Fitnessgram Program Overview

    Fitnessgram is a fitness assessment and reporting program for youth, first developed in 1982 by The Cooper Institute in response to the need for a comprehensive set of assessment procedures in physical education programs. The assessment includes a variety of health-related physical fitness tests that assess aerobic capacity; muscular strength, muscular endurance, and flexibility; and body composition. Scores from these assessments are compared to Healthy Fitness Zone® standards to determine students' overall physical fitness and suggest areas for improvement when appropriate.

    The Healthy Fitness Zone standards are not based on class averages or any other peer comparisons. They are criterion-referenced standards that are based on levels of fitness needed for good health. The standards are set specifically for boys and girls of various ages using the best available research. The Healthy Fitness Zone standards were established by the Fitnessgram Scientific Advisory Board, which includes some of the foremost scientists and practitioners in fitness and physical activity.
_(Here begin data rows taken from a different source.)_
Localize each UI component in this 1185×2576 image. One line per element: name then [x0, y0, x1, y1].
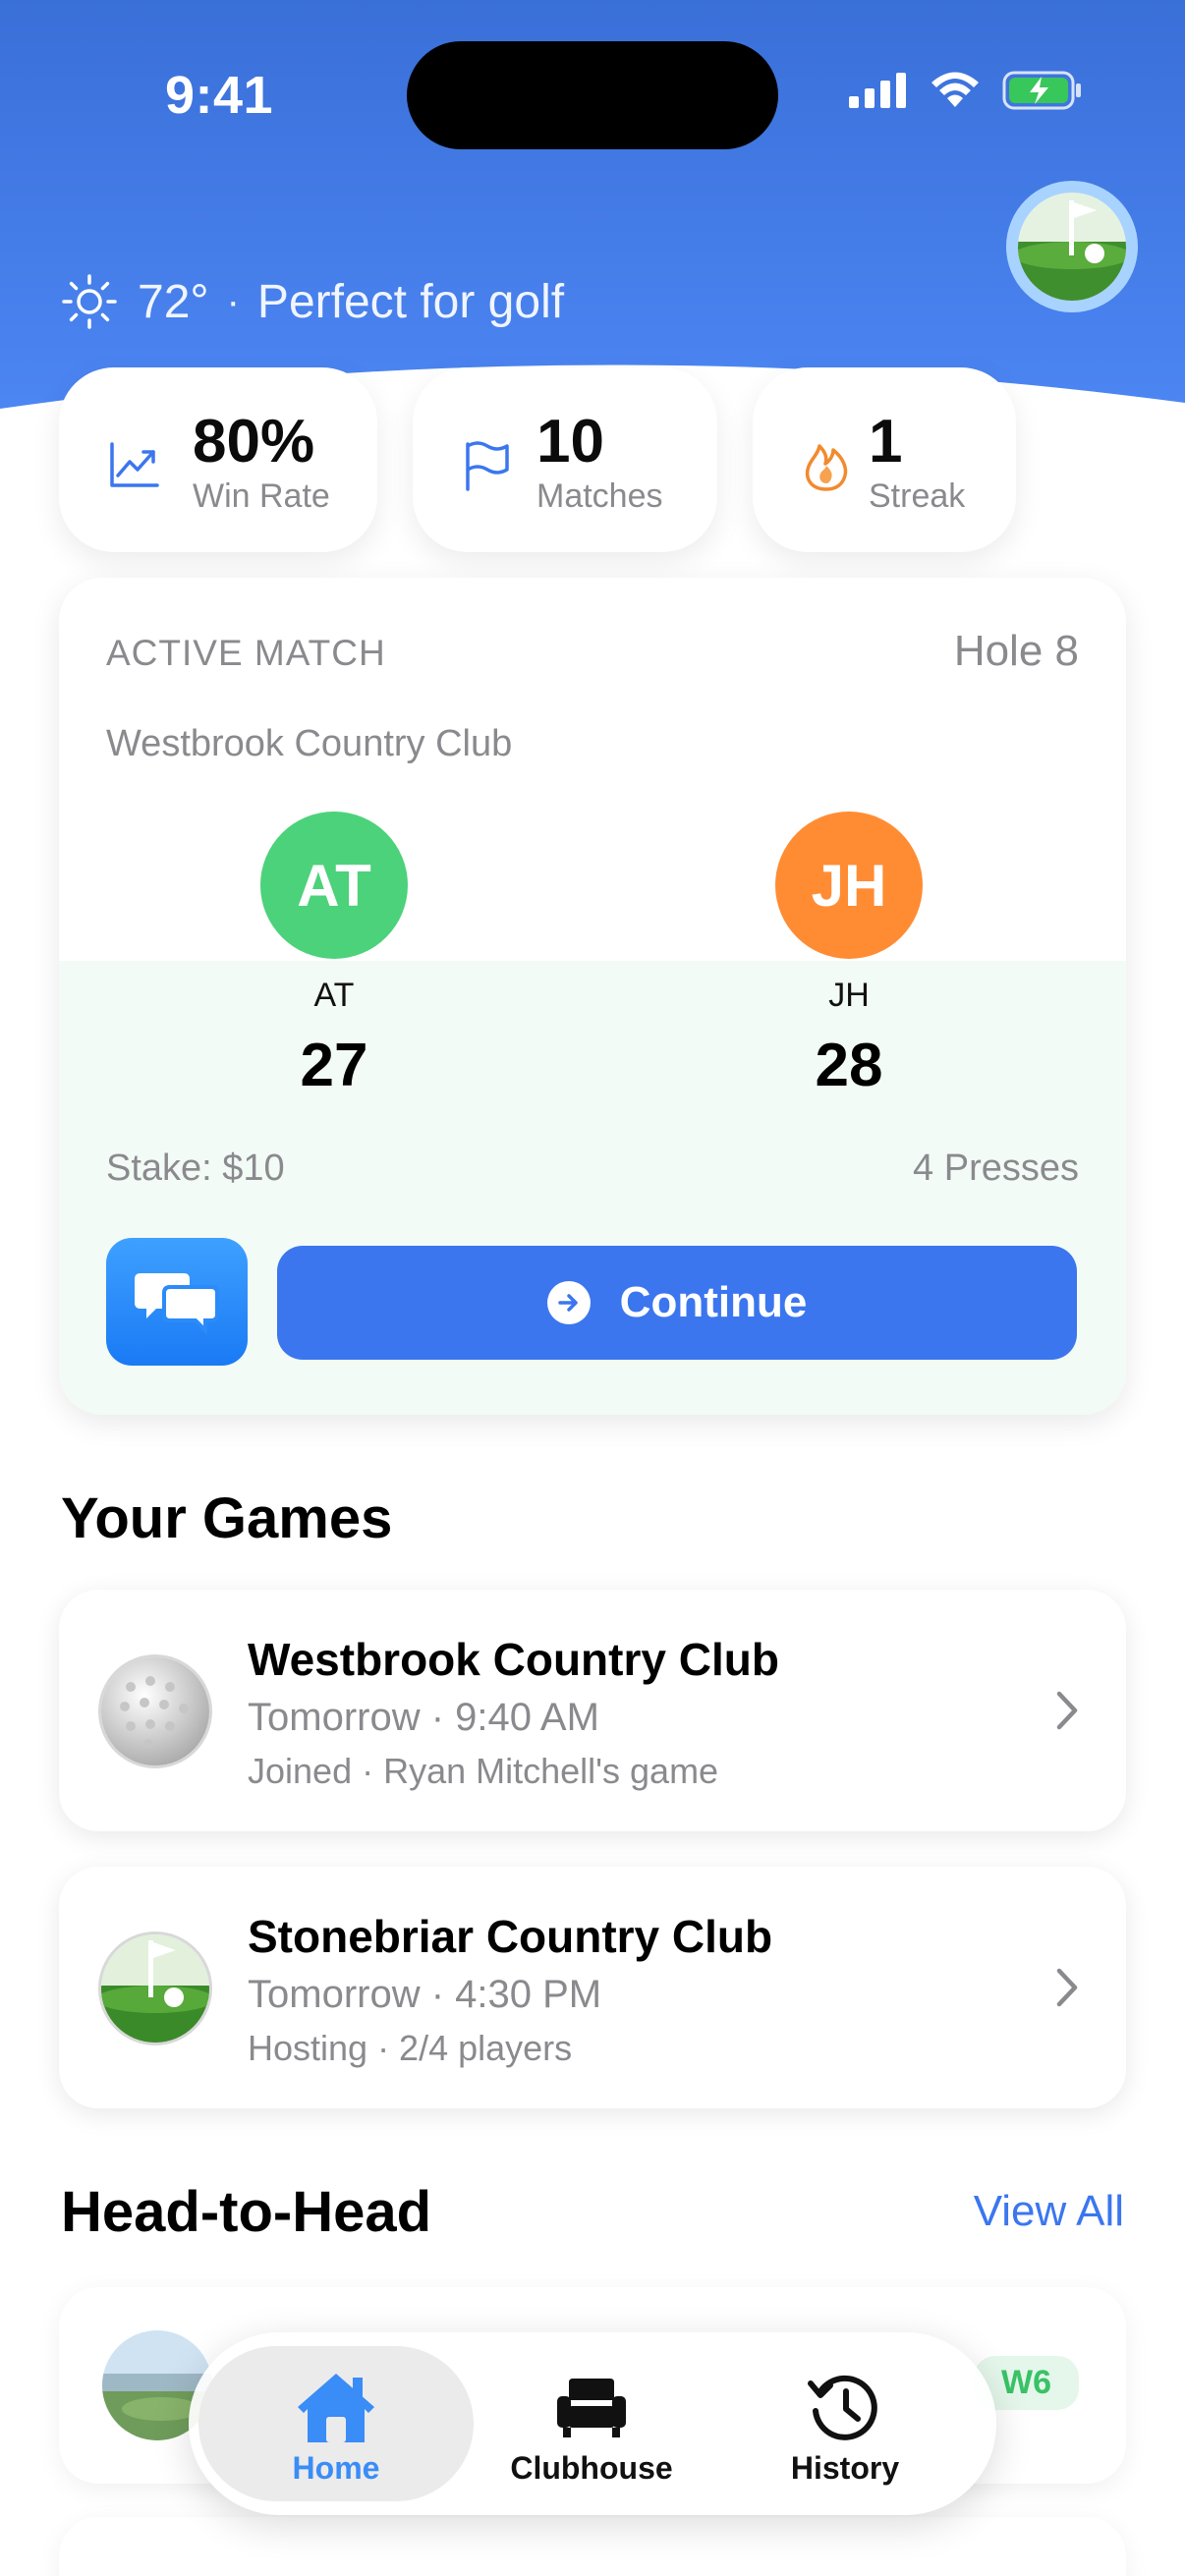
continue-label: Continue	[619, 1278, 808, 1326]
player-at: AT AT 27	[187, 812, 481, 1100]
flame-icon	[805, 444, 848, 491]
wifi-icon	[931, 72, 979, 107]
trending-up-icon	[110, 442, 159, 487]
player-score: 28	[815, 1032, 883, 1099]
flag-icon	[466, 441, 509, 491]
streak-label: Streak	[869, 477, 966, 515]
player-name: JH	[828, 977, 870, 1014]
player-name: AT	[313, 977, 355, 1014]
tab-clubhouse-label: Clubhouse	[510, 2450, 673, 2486]
player-jh: JH JH 28	[702, 812, 996, 1100]
game-meta: Hosting · 2/4 players	[248, 2028, 573, 2068]
game-time: Tomorrow · 9:40 AM	[248, 1696, 599, 1739]
tab-history[interactable]: History	[707, 2346, 983, 2501]
view-all-link[interactable]: View All	[974, 2187, 1124, 2236]
match-club-name: Westbrook Country Club	[106, 723, 513, 764]
streak-value: 1	[869, 408, 903, 476]
weather-temperature: 72°	[138, 275, 209, 328]
your-games-title: Your Games	[61, 1486, 393, 1550]
sun-icon	[62, 274, 117, 329]
battery-charging-icon	[1002, 71, 1081, 110]
golf-green-icon	[1018, 193, 1126, 301]
dynamic-island	[407, 41, 778, 149]
golf-green-icon	[98, 1932, 212, 2045]
profile-avatar[interactable]	[1006, 181, 1138, 312]
game-club-name: Stonebriar Country Club	[248, 1911, 773, 1962]
game-meta: Joined · Ryan Mitchell's game	[248, 1751, 719, 1791]
matches-value: 10	[536, 408, 604, 476]
match-presses: 4 Presses	[913, 1148, 1079, 1189]
chevron-right-icon	[1056, 1691, 1078, 1730]
home-icon	[298, 2374, 374, 2442]
game-time: Tomorrow · 4:30 PM	[248, 1973, 602, 2016]
tab-clubhouse[interactable]: Clubhouse	[454, 2346, 729, 2501]
tab-home[interactable]: Home	[198, 2346, 474, 2501]
status-time: 9:41	[165, 66, 274, 125]
stat-card-matches[interactable]: 10 Matches	[413, 367, 717, 552]
player-avatar: AT	[260, 812, 408, 959]
history-icon	[808, 2375, 877, 2440]
game-club-name: Westbrook Country Club	[248, 1634, 779, 1685]
tab-bar: Home Clubhouse History	[189, 2332, 996, 2515]
stat-card-streak[interactable]: 1 Streak	[753, 367, 1016, 552]
status-bar: 9:41	[0, 41, 1185, 149]
status-icons	[849, 71, 1083, 110]
weather-separator: ·	[226, 279, 240, 323]
weather-description: Perfect for golf	[256, 275, 565, 328]
tab-home-label: Home	[292, 2450, 380, 2486]
win-rate-label: Win Rate	[193, 477, 330, 515]
golf-ball-icon	[98, 1654, 212, 1768]
player-avatar: JH	[775, 812, 923, 959]
matches-label: Matches	[536, 477, 663, 515]
game-card-stonebriar[interactable]: Stonebriar Country Club Tomorrow · 4:30 …	[59, 1867, 1126, 2108]
arrow-right-circle-icon	[546, 1281, 591, 1324]
cellular-signal-icon	[849, 73, 906, 108]
continue-button[interactable]: Continue	[277, 1246, 1077, 1360]
chat-button[interactable]	[106, 1238, 248, 1366]
chat-bubbles-icon	[135, 1273, 219, 1335]
chevron-right-icon	[1056, 1968, 1078, 2007]
tab-history-label: History	[790, 2450, 900, 2486]
match-stake: Stake: $10	[106, 1148, 285, 1189]
player-score: 27	[300, 1032, 368, 1099]
active-match-label: ACTIVE MATCH	[106, 633, 386, 673]
head-to-head-title: Head-to-Head	[61, 2180, 432, 2244]
armchair-icon	[557, 2379, 626, 2437]
current-hole: Hole 8	[953, 627, 1079, 675]
game-card-westbrook[interactable]: Westbrook Country Club Tomorrow · 9:40 A…	[59, 1590, 1126, 1831]
head-to-head-card[interactable]	[59, 2517, 1126, 2576]
win-rate-value: 80%	[193, 408, 315, 476]
stat-card-win-rate[interactable]: 80% Win Rate	[59, 367, 377, 552]
active-match-card[interactable]: ACTIVE MATCH Hole 8 Westbrook Country Cl…	[59, 578, 1126, 1415]
weather-summary: 72° · Perfect for golf	[61, 273, 564, 330]
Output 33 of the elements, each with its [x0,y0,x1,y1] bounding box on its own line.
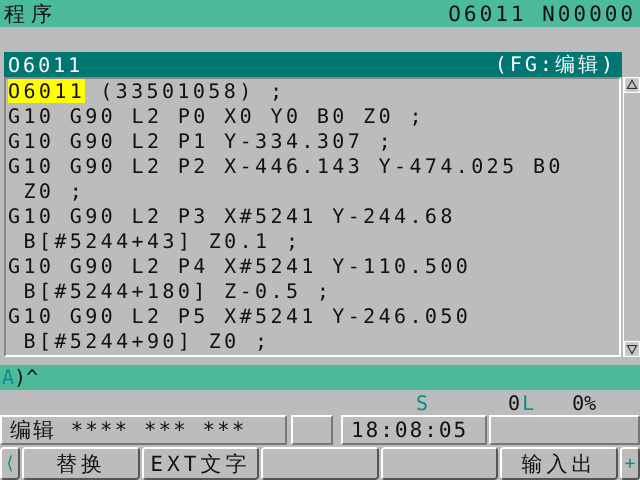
soft-key[interactable]: 输入出 [500,447,618,480]
spindle-value: 0 [508,390,520,414]
soft-key[interactable]: EXT文字 [142,447,260,480]
code-line: B[#5244+43] Z0.1 ; [22,229,302,253]
status-cell [291,415,333,445]
code-line: G10 G90 L2 P4 X#5241 Y-110.500 [8,254,472,278]
soft-key[interactable] [261,447,379,480]
code-line: (33501058) ; [100,79,286,103]
scroll-up-icon[interactable] [624,77,640,93]
input-text: )^ [14,365,38,389]
program-number: O6011 N00000 [448,2,636,26]
code-line: G10 G90 L2 P2 X-446.143 Y-474.025 B0 [8,154,564,178]
load-label: L [522,390,534,414]
code-line: G10 G90 L2 P3 X#5241 Y-244.68 [8,204,456,228]
scrollbar[interactable] [623,77,640,357]
edit-mode-label: (FG:编辑) [494,51,616,78]
code-line: G10 G90 L2 P5 X#5241 Y-246.050 [8,304,472,328]
program-name: O6011 [8,52,84,76]
screen-title: 程序 [4,0,58,28]
code-line: B[#5244+90] Z0 ; [22,329,270,353]
code-line: G10 G90 L2 P0 X0 Y0 B0 Z0 ; [8,104,425,128]
cursor-word[interactable]: O6011 [8,79,86,103]
code-line: B[#5244+180] Z-0.5 ; [22,279,332,303]
clock: 18:08:05 [341,415,487,445]
code-line: Z0 ; [22,179,86,203]
load-value: 0% [572,390,596,414]
spindle-label: S [416,390,428,414]
soft-key[interactable]: 替换 [22,447,140,480]
soft-key[interactable] [380,447,498,480]
scroll-down-icon[interactable] [624,341,640,357]
code-line: G10 G90 L2 P1 Y-334.307 ; [8,129,394,153]
mode-status: 编辑 **** *** *** [0,415,287,445]
prompt-letter: A [2,365,14,389]
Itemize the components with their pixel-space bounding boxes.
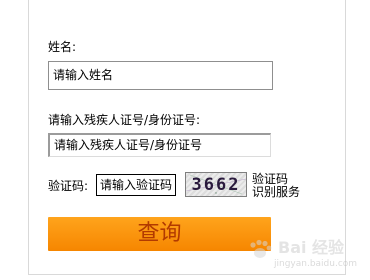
id-number-input[interactable]: 请输入残疾人证号/身份证号 [48, 133, 271, 157]
query-page: 姓名: 请输入姓名 请输入残疾人证号/身份证号: 请输入残疾人证号/身份证号 验… [0, 0, 370, 280]
name-input[interactable]: 请输入姓名 [48, 61, 273, 90]
captcha-image[interactable]: 3662 [185, 172, 247, 197]
id-label: 请输入残疾人证号/身份证号: [48, 113, 201, 127]
captcha-code-text: 3662 [191, 175, 241, 195]
captcha-help-link[interactable]: 验证码 识别服务 [252, 173, 300, 199]
captcha-input[interactable]: 请输入验证码 [96, 174, 176, 196]
captcha-help-line2: 识别服务 [252, 185, 301, 199]
captcha-label: 验证码: [48, 179, 89, 193]
name-label: 姓名: [48, 40, 77, 54]
query-button[interactable]: 查询 [48, 217, 271, 251]
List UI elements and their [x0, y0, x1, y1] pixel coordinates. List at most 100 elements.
    Fitnessgram/Activitygram is software published by Human Kinetics. The software provides an efficient way for schools and other organizations to perform effective fitness and physical activity assessments on children, provide appropriate feedback to children and parents, and maintain accurate and comprehensive records over time.

    A key feature of the Fitnessgram software is its ability to generate printed reports for each student (a parent version of the report can be generated, too). The Fitnessgram report defines the recommended range of fitness for each test measure—the Healthy Fitness Zone. When a child's score falls within the Healthy Fitness Zone, it means the child has achieved a level of fitness associated with being healthy. Teachers and administrators can also generate more advanced statistical reports on the health and fitness of all their students.

    The Fitnessgram report provides information about the student's level of physical fitness in an easy-to-read format. More important, the report provides personalized suggestions that can help in planning an individualized fitness plan.

    The FITNESSGRAM assessment items include the following:

    Aerobic Capacity--may select one option

    • PACER test
    • One-mile run/walk
    • Walk test (ages 13 or older)

    Muscular Strength, Endurance, and Flexibility

    • Abdominal strength and endurance (curl-up)
    • Trunk extensor strength and endurance (trunk lift)
    • Upper body strength and endurance (choose from push-up, modified pull-up, and flexed arm hang)
    • Flexibility (choose from back-saver, sit-and-reach, and shoulder stretch.)

    Body Composition--may select one option

    • Percent body fat (calculated from triceps and calf skinfolds or entered from an alternative measuring device)
    • Body mass index (calculated from height and weight)

    Fitnessgram reports communicate fitness goals to students and parents

    The Fitnessgram report is available as a student report and a parent report. The student report recommends physical activity program options to help students make it into the Healthy Fitness Zone for those areas where they need improvement. The parent report contains the same information on scores, but is addressed to the parents. Both reports explain in nontechnical terms why physical activity is important and how regular physical activity leads to improved health and fitness. Both Fitnessgram reports are a tangible reminder of what students learn in class and a great way to enlist parents' support in their children's physical activity programs.